The food at Sushi Take is definitely reminiscent of Shimizu's excellent sushi: old school, big nigiri pieces, great shellfish and kohada, and faultless prep work and knife skills. Sadly, the shari (sushi rice) was not quite as good as I had hoped. It is seasoned with akasu (sake lees vinegar) but lacks in vinegar flavor, and hence has a slightly strange taste that can be best described as "nutty" or "almond-like". The neta, however, is of high quality (again, with the hikarimono and gai pieces being my favorites)  and overall I found the sushi to be enjoyable.

Takeuchi-san and staff (one of whom I recognized as a former apprentice at Sushi Taichi) are quite friendly and the shop's atmosphere is relaxed and easy-going. Pricing is fairly reasonable; if I remember correctly the bill came to around ¥22,000 per person for full omakase (otsumami + nigiri) and plenty of very good nihonshu. 

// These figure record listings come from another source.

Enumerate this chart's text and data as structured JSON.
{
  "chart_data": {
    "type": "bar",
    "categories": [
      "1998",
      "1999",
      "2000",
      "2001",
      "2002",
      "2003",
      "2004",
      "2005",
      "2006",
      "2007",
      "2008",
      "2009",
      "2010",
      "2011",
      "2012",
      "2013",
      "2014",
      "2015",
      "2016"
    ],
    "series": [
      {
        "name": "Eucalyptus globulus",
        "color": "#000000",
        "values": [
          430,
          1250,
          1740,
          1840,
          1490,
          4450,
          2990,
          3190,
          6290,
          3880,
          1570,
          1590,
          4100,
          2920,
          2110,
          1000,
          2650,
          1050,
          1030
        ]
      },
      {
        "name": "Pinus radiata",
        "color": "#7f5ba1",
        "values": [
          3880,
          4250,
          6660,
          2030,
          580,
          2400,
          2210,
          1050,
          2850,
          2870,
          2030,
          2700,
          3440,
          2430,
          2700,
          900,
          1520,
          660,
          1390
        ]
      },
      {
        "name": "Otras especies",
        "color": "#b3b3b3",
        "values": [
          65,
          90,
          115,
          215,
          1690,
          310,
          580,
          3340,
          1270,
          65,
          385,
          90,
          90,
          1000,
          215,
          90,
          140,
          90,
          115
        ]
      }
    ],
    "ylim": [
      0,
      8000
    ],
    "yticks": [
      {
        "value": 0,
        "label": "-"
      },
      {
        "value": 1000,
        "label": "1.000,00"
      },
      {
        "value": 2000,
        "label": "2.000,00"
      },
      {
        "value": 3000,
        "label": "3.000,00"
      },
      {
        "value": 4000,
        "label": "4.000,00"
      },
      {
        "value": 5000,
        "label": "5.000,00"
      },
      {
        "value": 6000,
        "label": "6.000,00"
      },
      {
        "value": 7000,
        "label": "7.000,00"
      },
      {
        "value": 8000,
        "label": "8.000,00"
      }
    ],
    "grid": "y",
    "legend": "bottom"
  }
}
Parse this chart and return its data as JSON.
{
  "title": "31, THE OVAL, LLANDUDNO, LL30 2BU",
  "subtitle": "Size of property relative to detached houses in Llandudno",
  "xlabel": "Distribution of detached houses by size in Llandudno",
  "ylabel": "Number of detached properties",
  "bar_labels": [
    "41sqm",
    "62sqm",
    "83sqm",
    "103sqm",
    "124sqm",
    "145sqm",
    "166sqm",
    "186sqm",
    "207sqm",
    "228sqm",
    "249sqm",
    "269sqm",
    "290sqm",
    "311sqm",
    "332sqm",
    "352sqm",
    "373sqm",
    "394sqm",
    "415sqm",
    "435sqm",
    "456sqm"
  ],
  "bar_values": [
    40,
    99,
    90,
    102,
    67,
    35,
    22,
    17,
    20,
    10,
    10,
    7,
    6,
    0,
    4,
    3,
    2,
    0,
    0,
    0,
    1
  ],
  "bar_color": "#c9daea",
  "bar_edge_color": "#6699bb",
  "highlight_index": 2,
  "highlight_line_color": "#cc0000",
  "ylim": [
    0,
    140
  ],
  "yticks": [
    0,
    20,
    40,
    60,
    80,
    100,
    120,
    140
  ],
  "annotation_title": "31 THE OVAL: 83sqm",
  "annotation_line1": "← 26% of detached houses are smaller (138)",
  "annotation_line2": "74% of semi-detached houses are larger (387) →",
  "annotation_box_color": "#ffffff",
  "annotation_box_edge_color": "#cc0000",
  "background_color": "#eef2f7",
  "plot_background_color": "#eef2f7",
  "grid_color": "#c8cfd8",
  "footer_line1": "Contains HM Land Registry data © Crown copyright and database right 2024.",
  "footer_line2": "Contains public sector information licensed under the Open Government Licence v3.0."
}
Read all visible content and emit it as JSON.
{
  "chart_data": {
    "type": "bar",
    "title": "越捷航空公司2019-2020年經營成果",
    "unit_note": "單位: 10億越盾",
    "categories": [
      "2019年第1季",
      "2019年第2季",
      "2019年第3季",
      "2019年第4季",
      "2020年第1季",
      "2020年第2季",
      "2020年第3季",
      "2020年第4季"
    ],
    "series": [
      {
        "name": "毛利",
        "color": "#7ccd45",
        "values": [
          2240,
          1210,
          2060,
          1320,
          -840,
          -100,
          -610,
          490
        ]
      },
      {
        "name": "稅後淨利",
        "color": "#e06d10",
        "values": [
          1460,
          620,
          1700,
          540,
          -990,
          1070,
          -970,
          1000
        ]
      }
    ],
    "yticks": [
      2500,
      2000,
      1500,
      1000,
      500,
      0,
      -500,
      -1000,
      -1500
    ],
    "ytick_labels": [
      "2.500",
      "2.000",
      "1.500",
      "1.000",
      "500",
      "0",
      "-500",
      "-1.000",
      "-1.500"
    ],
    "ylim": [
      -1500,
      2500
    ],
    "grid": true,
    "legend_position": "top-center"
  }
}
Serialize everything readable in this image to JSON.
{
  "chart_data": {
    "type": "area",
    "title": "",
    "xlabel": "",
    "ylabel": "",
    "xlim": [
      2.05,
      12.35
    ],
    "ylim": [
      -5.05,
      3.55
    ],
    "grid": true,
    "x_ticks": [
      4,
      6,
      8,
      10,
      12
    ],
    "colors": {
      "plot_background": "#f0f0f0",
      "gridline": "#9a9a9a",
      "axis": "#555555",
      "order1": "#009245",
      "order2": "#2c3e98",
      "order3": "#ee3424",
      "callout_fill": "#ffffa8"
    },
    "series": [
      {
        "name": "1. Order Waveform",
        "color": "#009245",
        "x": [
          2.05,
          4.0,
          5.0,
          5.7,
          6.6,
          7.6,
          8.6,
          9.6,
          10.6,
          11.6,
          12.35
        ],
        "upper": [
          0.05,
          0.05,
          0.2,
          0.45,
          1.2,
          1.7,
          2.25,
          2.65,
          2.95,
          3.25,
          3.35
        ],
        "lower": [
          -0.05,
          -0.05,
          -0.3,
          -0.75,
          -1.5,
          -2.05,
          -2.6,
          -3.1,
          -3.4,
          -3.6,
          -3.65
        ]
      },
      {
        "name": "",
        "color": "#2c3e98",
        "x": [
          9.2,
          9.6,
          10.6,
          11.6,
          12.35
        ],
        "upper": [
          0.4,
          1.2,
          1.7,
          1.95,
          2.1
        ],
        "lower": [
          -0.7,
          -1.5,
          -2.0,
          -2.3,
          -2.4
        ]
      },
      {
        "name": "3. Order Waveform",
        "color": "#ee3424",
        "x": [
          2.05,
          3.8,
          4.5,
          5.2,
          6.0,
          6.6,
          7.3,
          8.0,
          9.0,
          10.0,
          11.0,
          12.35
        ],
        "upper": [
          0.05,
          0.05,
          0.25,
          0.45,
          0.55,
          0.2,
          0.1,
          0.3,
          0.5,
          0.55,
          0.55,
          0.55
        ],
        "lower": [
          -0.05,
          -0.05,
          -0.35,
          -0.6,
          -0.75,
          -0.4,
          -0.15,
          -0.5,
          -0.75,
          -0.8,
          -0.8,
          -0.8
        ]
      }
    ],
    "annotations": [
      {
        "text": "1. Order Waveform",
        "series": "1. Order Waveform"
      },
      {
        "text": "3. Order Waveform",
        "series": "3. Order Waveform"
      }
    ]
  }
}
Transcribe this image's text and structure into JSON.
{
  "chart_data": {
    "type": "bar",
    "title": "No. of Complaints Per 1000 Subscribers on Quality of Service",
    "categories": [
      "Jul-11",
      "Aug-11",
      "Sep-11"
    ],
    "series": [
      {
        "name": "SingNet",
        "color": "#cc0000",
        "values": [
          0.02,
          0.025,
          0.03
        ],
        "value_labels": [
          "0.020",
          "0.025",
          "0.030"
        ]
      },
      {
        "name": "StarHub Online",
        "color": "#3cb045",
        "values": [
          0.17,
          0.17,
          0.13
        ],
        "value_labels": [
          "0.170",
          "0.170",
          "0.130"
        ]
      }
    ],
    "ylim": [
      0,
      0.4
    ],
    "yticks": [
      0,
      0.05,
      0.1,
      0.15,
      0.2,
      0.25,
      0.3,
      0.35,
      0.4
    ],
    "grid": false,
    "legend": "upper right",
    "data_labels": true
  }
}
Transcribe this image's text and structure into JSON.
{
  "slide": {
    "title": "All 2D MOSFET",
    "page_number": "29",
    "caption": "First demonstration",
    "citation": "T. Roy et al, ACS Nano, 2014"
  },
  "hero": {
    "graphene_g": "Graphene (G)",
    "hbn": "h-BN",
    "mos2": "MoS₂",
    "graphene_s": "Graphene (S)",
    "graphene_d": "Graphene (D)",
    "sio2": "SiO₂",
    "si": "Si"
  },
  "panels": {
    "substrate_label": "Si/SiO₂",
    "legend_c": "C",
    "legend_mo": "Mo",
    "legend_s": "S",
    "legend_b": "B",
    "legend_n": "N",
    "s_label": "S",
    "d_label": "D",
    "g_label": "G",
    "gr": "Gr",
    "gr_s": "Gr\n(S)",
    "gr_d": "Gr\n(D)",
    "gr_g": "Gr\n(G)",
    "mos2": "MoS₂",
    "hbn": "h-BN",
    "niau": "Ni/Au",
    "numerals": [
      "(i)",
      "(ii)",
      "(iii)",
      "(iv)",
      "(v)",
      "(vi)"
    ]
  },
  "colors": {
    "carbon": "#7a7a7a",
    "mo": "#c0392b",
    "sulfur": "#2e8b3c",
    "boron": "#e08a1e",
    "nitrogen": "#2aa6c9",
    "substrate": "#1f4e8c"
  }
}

If the shari recipe was fine-tuned a bit, I could easily see Sushi Take becoming one of my favorite shops. As it stands, I think the sushi is good and worth a try. As an added bonus, the restaurant is fairly easy to book for now, making it a good choice for those looking for a last-minute sushi option in Ginza.  

Below you will find photos of my favorite pieces, along with some additional comments. 

The tender and sweet sumiika was wonderful. 

The akami from Oma was delicious. I preferred it to the pieces of chu-toro and o-toro that followed it. 

Just like at Shimizu, the kohada at Sushi Take stands out. This piece was my favorite of the night. 

Very good piece of aji. 

Take-san excels at hikarimono preparations. This piece of saba was fantastic.  

Tamago (pictured above) was great as well, as was the final offering, a delicious kanpyo maki (pictured below).